Registration via LPIS
|Wednesday||10/12/22||09:00 AM - 01:00 PM||TC.3.08|
|Wednesday||10/19/22||09:00 AM - 01:00 PM||TC.4.15|
|Wednesday||11/02/22||09:00 AM - 01:00 PM||TC.4.15|
|Wednesday||11/09/22||09:00 AM - 01:00 PM||D4.0.136|
|Wednesday||11/16/22||08:00 AM - 12:00 PM||TC.5.28|
|Wednesday||11/23/22||09:00 AM - 01:00 PM||TC.3.08|
This course aims to explore fundamental topics of the social sciences using computational methods including network science, text analysis, and machine learning. Following a review of core statistical concepts, students will learn to handle data in the form of text and networks and how to extract information from them. Participants will learn how to apply and evaluate these methods to measure and understand social scientific phenomena. We will use the Python programming language and the Jupyter Notebook environment.
After completing this course students will have an understanding of the opportunities and pitfalls of studying social behavior using data in the form of text and networks. Students will understand how to formulate and test hypotheses using such data. Students will apply mathematical and statistical tools to these kinds of data to support design making. Completing this course will contribute to the students’ ability to efficiently work and communicate in a team to deliver interpretable and practical information from big data. They will also reinforce their understanding of ethical data analysis and potential biases in data-driven analyses of social phenomena.
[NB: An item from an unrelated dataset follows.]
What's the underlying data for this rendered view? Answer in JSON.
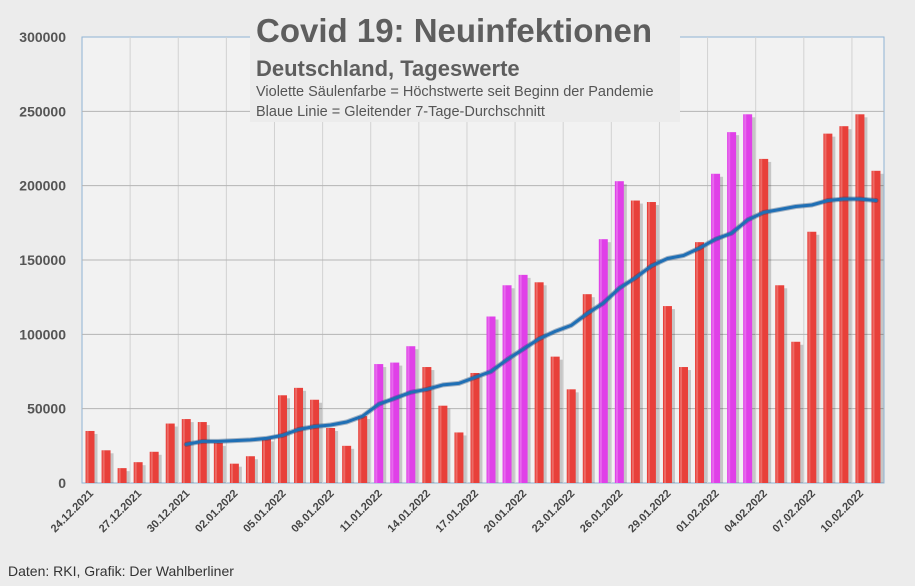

The rules on the attendance of a Continuous Assessment Course (PI) apply (present at least 80% of the time). See the dedicated page on the WU portal for further information.
Each course session will consist of a lecture introducing a specific topic and methodology and a hands-on programming lab, implementing the main ideas of the lecture in code.
The final grade will be composed of:
- (40%) a mid-term assignment of programming and analysis tasks, to be submitted individually as an annotated Jupyter Notebook
- (50%) a final assignment, involving programming, analysis, and written components, to be submitted in pairs as an annotated Jupyter Notebook
- (10%) to be earned by active participation during the lectures and practical sessions.
The participation points (10%) will be granted by participation (not correctness) in short clicker quizzes during the lecture. Attendance of the online lectures is a requirement and missed clicker quizzes cannot be made up.
Successful conclusion of the course 1 of SBWL Data Science.
Please be aware that, for all courses in this SBWL, registration is only possibly for students who successfully have completed the entry course (Einstieg in die SBWL: Data Science).Note that for courses within the SBWL "Data Science" we can only accept students enrolled in one of WU's bachelor programmes who qualify for starting an SBWL; particularly, we cannot accept students from other courses and programmes enrolled at WU as 'Mitbeleger' only.